Dokumentierte Aufklärung der Patienten über Therapie und Risiken

Eine standardisierte Aufklärung über den Einsatz einer off-label Therapie sowie die Risiken und Nutzen der MMF-Therapie und eine schriftliche Einwilligungserklärung des Patienten sind vor Behandlungsbeginn obligat. Die standardisierte Aufklärung mit Einwilligungserklärung zur Therapie sollte speziell auf folgende Risiken eingehen:

  • Blutbildveränderungen und erhöhte Gefahr für Infektionen: Grundsätzlich besteht ein erhöhtes Risiko für Infektionen, einschließlich opportunistischer Infektionen, unter Therapie mit MMF. Auch das seltene, aber mögliche Auftreten einer progressiven multifokalen Leukenzephalopathie (PML) muss erwähnt werden.
  • Bei Langzeittherapie muss auf die mögliche Entwicklung von Hauttumoren oder anderen Tumorerkrankungen hingewiesen werden. Wie stark unter langfristiger Therapie mit MMF das Risiko für eine Tumorerkrankung steigt, ist unklar, aber es muss mit einem erhöhten Risiko für Hauttumore und Lymphome gerechnet werden.
  • Teratogenität.

Vortherapien || Abstand und Maßnahmen

Grundsätzlich sollte eine längere Therapiepause bei MG aufgrund des Risikos schwerer Erkrankungsschübe vermieden werden. Wenn von Azathioprin oder einer anderen immunsuppressiven Dauertherapie (z.B. Tacrolimus, Methotrexat, Ciclosporin A, Cyclophosphamid) auf MMF umgestellt wird, sollten nach Nutzen-Risiko-Abwägung möglichst die Nebenwirkungen der Vortherapie (z.B. Lympho- / Leukopenien, Leberwerterhöhungen) abgeklungen sein (fakultativ). Dies gilt auch für eine Vorbehandlung mit Rituximab, Ravulizumab, Eculizumab oder Efgartigimod. Bei hoher Krankheitsaktivität oder bestimmten Komorbiditäten kann auch eine Kombinationstherapie oder eine überlappende Therapie notwendig sein, zudem ist bei Therapieumstellung eine überbrückende orale Steroidtherapie zu erwägen.

Monitoring

Klinisch-neurologische Kontrolle

Nach dem ersten Behandlungsmonat und dann vierteljährlich müssen klinisch-neurologische Kontrolluntersuchungen durchgeführt werden (obligat).

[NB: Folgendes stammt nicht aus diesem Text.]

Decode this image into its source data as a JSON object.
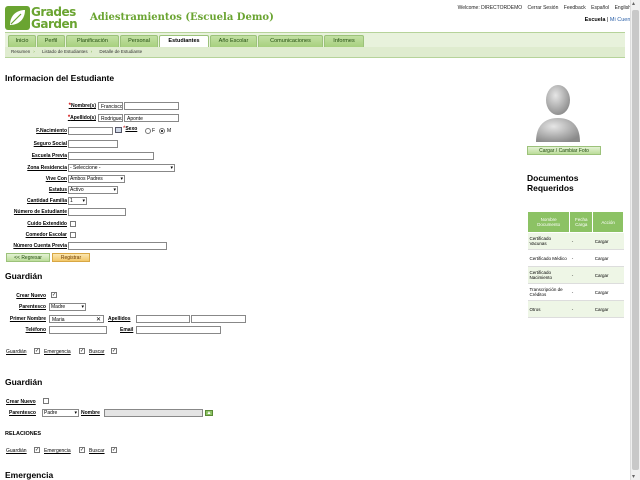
{
  "app": {
    "logo_line1": "Grades",
    "logo_line2": "Garden",
    "title": "Adiestramientos (Escuela Demo)"
  },
  "toplinks": [
    "Welcome: DIRECTORDEMO",
    "Cerrar Sesión",
    "Feedback",
    "Español",
    "English"
  ],
  "account": {
    "school": "Escuela",
    "separator": "|",
    "my_account": "Mi Cuenta"
  },
  "nav": {
    "tabs": [
      "Inicio",
      "Perfil",
      "Planificación",
      "Personal",
      "Estudiantes",
      "Año Escolar",
      "Comunicaciones",
      "Informes"
    ],
    "active": "Estudiantes"
  },
  "breadcrumb": [
    "Resumen",
    "Listado de Estudiantes",
    "Detalle de Estudiante"
  ],
  "student": {
    "heading": "Informacion del Estudiante",
    "labels": {
      "nombres": "Nombre(s)",
      "apellidos": "Apellido(s)",
      "nacimiento": "F.Nacimiento",
      "sexo": "Sexo",
      "sexo_f": "F",
      "sexo_m": "M",
      "seguro": "Seguro Social",
      "escuela": "Escuela Previa",
      "zona": "Zona Residencia",
      "vive": "Vive Con",
      "estatus": "Estatus",
      "familia": "Cantidad Familia",
      "numero": "Número de Estudiante",
      "cuido": "Cuido Extendido",
      "comedor": "Comedor Escolar",
      "cuenta": "Número Cuenta Previa"
    },
    "values": {
      "nombre1": "Francisco",
      "nombre2": "",
      "apellido1": "Rodriguez",
      "apellido2": "Aponte",
      "nacimiento": "",
      "sexo": "M",
      "seguro": "",
      "escuela": "",
      "zona": "- Seleccione -",
      "vive": "Ambos Padres",
      "estatus": "Activo",
      "familia": "1",
      "numero": "",
      "cuido": false,
      "comedor": false,
      "cuenta": ""
    },
    "required_mark": "*",
    "back_button": "<< Regresar",
    "register_button": "Registrar"
  },
  "guardian1": {
    "heading": "Guardián",
    "labels": {
      "crear": "Crear Nuevo",
      "parentesco": "Parentesco",
      "primer_nombre": "Primer Nombre",
      "apellidos": "Apellidos",
      "telefono": "Teléfono",
      "email": "Email",
      "guardian": "Guardián",
      "emergencia": "Emergencia",
      "buscar": "Buscar"
    },
    "values": {
      "crear": true,
      "parentesco": "Madre",
      "primer_nombre": "Maria",
      "apellido1": "",
      "apellido2": "",
      "telefono": "",
      "email": "",
      "guardian": true,
      "emergencia": true,
      "buscar": true
    }
  },
  "guardian2": {
    "heading": "Guardián",
    "labels": {
      "crear": "Crear Nuevo",
      "parentesco": "Parentesco",
      "nombre": "Nombre",
      "relaciones": "RELACIONES",
      "guardian": "Guardián",
      "emergencia": "Emergencia",
      "buscar": "Buscar"
    },
    "values": {
      "crear": false,
      "parentesco": "Padre",
      "nombre": "",
      "guardian": true,
      "emergencia": true,
      "buscar": true
    }
  },
  "emergencia_heading": "Emergencia",
  "photo": {
    "button": "Cargar / Cambiar Foto"
  },
  "documents": {
    "title_line1": "Documentos",
    "title_line2": "Requeridos",
    "headers": [
      "Nombre Documento",
      "Fecha Carga",
      "Acción"
    ],
    "rows": [
      [
        "Certificado Vacunas",
        "-",
        "Cargar"
      ],
      [
        "Certificado Médico",
        "-",
        "Cargar"
      ],
      [
        "Certificado Nacimiento",
        "-",
        "Cargar"
      ],
      [
        "Transcripción de Créditos",
        "-",
        "Cargar"
      ],
      [
        "Otros",
        "-",
        "Cargar"
      ]
    ]
  },
  "colors": {
    "brand_green": "#6aa431",
    "header_green": "#8cc264",
    "required_red": "#cc0000"
  }
}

Hierbei sollte gezielt nach Oberbauchbeschwerden und gastrointestinalen Beschwerden (Übelkeit und Durchfall) sowie vermehrten Infektionen gefragt und diese dokumentiert werden.

Labor-Basisprogramm

Ein Blutbild und Differenzialblutbild sowie Leberwertkontrollen (GOT, GPT, GGT) müssen zu Therapiebeginn regelmäßig, zunächst in den ersten drei Monaten alle zwei Wochen, und dann alle zwei Monate erfolgen, bei guter Verträglichkeit maximal in vierteljährlichem Abstand (obligat). Bei Vortherapie mit einem Immunsuppressivum und bestehenden Blutbildveränderungen sollten zu Beginn wöchentliche Blutbildkontrollen erfolgen. Bei deutlichen und anhaltenden Blutbildveränderungen (Anämie, Neutropenie, Lymphopenie, Thrombozytopenie) kann nach hämatologischer Rücksprache ggf. eine Dosisreduktion erfolgen oder es muss ein Abbruch der Therapie erwogen werden.

Impfungen

Vor Beginn einer Therapie mit MMF soll der Impfstatus überprüft werden und ausstehende und empfohlenen Impfungen (gemäß der STIKO) sollten zeitnah unter Berücksichtigung der Krankheitsaktivität erfolgen.

Radiologische Diagnostik

Falls sich in der klinisch-neurologischen Untersuchung bzw. Anamnese Hinweise für eine PML oder andere infektiöse oder nicht-infektiöse ZNS-Erkrankungen ergeben, sollte eine MRT des Gehirns bzw. des Rückenmarks erfolgen.

Während der Therapie

Aufgrund der Wirklatenz von MMF kann es zu Beginn noch zu einer (krisenhaften) Verschlechterung der MG kommen. Daher sollte die MMF-Therapie in den ersten Monaten bis Wirkungseintritt in Kombination mit einer oralen Steroidtherapie erfolgen. Myasthene Krisen, die unter MMF-Therapie auftreten, können nach Standardvorgaben mit intravenösen Immunglobulinen (IVIg) oder Plasmapherese oder Immunadsorption (IA) behandelt werden. Bei zentral-neurologischen Symptomen gelten die gleichen Empfehlungen wie bei Rituximab bezüglich des Ausschlusses einer PML.

Besondere Hinweise

Kinder und Jugendliche

Die Erfahrung in der Anwendung von MMF bei Kindern und Jugendlichen beschränkt sich auf wenige Einzelfallberichte; eine allgemein gültige Nutzen-Risiko-Abwägung ist deshalb nicht möglich. Bei Kontraindikation oder Nebenwirkungen unter Azathioprin ist die Verwendung von MMF sinnvoll (starker Konsens). Bei Kindern ist ein Beginn mit 600 mg/m2 KOF, verteilt auf zwei Tagesdosen, empfohlen, die weitere Steigerung soll dem Talspiegel angepasst werden und die maximale Dosis von 2 x 1 g nicht überschritten werden. Bei den Empfehlungen zur Überwachung der Therapie gelten dieselben Maßnahmen wie bei Erwachsenen, möglicherweise besteht ein höheres Risiko für Nebenwirkungen.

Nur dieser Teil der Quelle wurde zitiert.